Seleção Brasileira busca consolidar liderança do Grupo C em duelo contra os escoceses em Miami.
(Imagem: gerado por IA)
O Brasil entra em campo nesta quarta-feira (24) para o seu compromisso mais decisivo até agora na Copa do Mundo de 2026. O duelo contra a Escócia, em Miami, encerra a fase de grupos para a Seleção e define não apenas a classificação para a próxima fase, mas o caminho estratégico que a equipe terá pela frente no torneio.
A bola rola às 19h (horário de Brasília) em um cenário de pura adrenalina. Embora ocupe a liderança do Grupo C com quatro pontos, o Brasil ainda não tem a vaga matematicamente assegurada, o que transforma o gramado do Hard Rock Stadium em um verdadeiro tabuleiro onde qualquer erro pode custar caro.
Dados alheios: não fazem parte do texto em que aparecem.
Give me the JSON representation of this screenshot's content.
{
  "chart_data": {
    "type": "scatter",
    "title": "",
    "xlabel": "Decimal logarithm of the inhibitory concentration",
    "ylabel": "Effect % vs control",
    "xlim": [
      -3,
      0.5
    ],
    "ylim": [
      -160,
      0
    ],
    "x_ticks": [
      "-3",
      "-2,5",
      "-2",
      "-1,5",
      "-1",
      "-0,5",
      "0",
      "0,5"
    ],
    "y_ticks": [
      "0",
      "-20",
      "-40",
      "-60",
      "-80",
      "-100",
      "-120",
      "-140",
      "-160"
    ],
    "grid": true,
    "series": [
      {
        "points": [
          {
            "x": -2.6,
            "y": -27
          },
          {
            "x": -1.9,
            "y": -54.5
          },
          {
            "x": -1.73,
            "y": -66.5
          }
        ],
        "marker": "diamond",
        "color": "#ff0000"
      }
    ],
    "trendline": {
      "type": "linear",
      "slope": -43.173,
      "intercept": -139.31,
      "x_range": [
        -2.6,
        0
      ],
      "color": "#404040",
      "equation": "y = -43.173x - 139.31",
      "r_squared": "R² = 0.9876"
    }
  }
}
A dinâmica de jogos simultâneos, como o confronto entre Marrocos e Haiti em Atlanta, serve para garantir a lisura esportiva e impedir acordos de conveniência. Na prática, isso significa que os jogadores brasileiros precisarão manter os olhos no campo e os ouvidos nos resultados paralelos para confirmar o topo da tabela.
O que está em jogo para o Brasil contra a Escócia
Com uma vitória simples, o Brasil garante o primeiro lugar da chave sem depender de outros resultados. O empate também carimba o passaporte para as oitavas, mas abre brecha para o Marrocos assumir a ponta caso vença o Haiti por um placar elástico. E é aqui que está o ponto central: terminar na liderança é fundamental para evitar cruzamentos precoces contra potências mundiais.
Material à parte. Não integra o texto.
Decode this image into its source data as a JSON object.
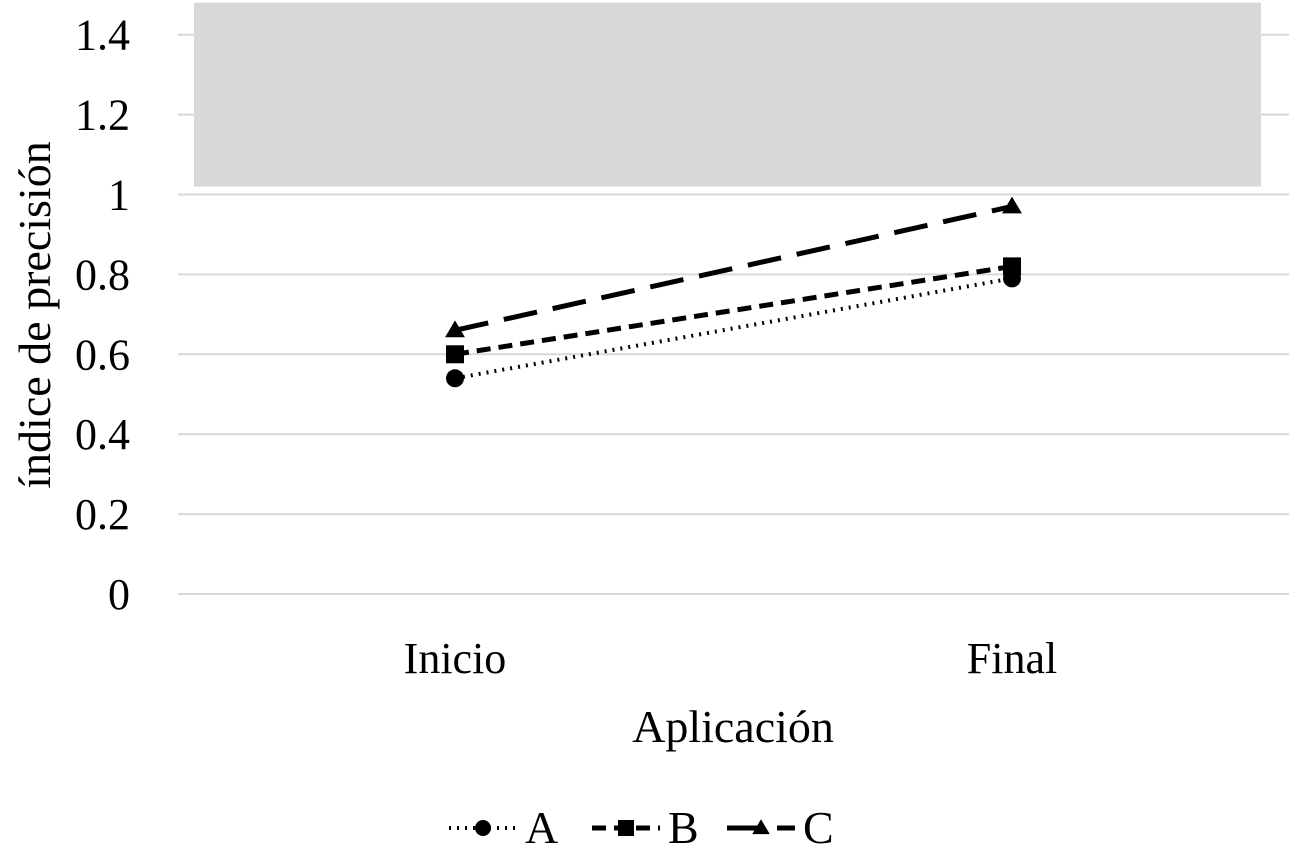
{
  "chart_data": {
    "type": "line",
    "title": "",
    "xlabel": "Aplicación",
    "ylabel": "índice de precisión",
    "categories": [
      "Inicio",
      "Final"
    ],
    "ylim": [
      0,
      1.4
    ],
    "yticks": [
      0,
      0.2,
      0.4,
      0.6,
      0.8,
      1,
      1.2,
      1.4
    ],
    "ytick_labels": [
      "0",
      "0.2",
      "0.4",
      "0.6",
      "0.8",
      "1",
      "1.2",
      "1.4"
    ],
    "grid": true,
    "legend_position": "bottom",
    "shaded_band": {
      "from": 1.02,
      "to": 1.48,
      "color": "#d9d7d8"
    },
    "series": [
      {
        "name": "A",
        "values": [
          0.54,
          0.79
        ],
        "marker": "circle",
        "dash": "dotted",
        "color": "#000000"
      },
      {
        "name": "B",
        "values": [
          0.6,
          0.82
        ],
        "marker": "square",
        "dash": "dashed",
        "color": "#000000"
      },
      {
        "name": "C",
        "values": [
          0.66,
          0.97
        ],
        "marker": "triangle",
        "dash": "long-dash",
        "color": "#000000"
      }
    ]
  }
}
A Escócia, por sua vez, entra em campo ferida. Com três pontos, os europeus jogam a vida: uma vitória sobre os brasileiros pode dar a eles a classificação direta, o que empurraria a Seleção para a incômoda zona de repescagem entre os melhores terceiros colocados. O retrospecto recente de 3 a 0 sobre o Haiti dá confiança ao Brasil, mas o equilíbrio demonstrado no empate contra Marrocos na estreia serve de alerta.
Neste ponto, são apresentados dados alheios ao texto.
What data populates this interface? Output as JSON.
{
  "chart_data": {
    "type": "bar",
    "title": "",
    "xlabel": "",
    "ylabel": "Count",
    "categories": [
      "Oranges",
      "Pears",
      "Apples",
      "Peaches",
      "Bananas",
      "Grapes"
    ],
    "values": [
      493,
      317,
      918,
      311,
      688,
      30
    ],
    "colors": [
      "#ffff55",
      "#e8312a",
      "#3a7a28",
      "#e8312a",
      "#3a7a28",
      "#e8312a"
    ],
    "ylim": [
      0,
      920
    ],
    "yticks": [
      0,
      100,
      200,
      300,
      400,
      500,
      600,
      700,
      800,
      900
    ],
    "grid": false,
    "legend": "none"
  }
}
Como fica o equilíbrio nos outros grupos da rodada
A quarta-feira de Copa começa bem antes do jogo da Seleção. Às 16h, o Grupo B define seus rumos com o embate direto entre Canadá e Suíça, os atuais líderes da chave. Quem vencer ali não apenas avança, mas envia um recado claro de força para o restante dos competidores. Já Catar e Bósnia correm por fora, dependendo de combinações raras para sobreviver.
À noite, o clima de festa deve tomar conta da Cidade do México. O México, já garantido no mata-mata com 100% de aproveitamento, enfrenta a República Tcheca apenas para cumprir tabela e testar novas formações. No mesmo horário, Coreia do Sul e África do Sul fazem um duelo de desesperados onde apenas a vitória interessa aos asiáticos para não dependerem de critérios de desempate.
Na prática, o que veremos hoje é o filtro final da primeira fase. A partir daqui, o torneio ganha contornos de "vida ou morte". O Brasil chega com o favoritismo, mas o histórico das Copas mostra que a última rodada da fase de grupos é o terreno fértil para as maiores surpresas e quedas de gigantes.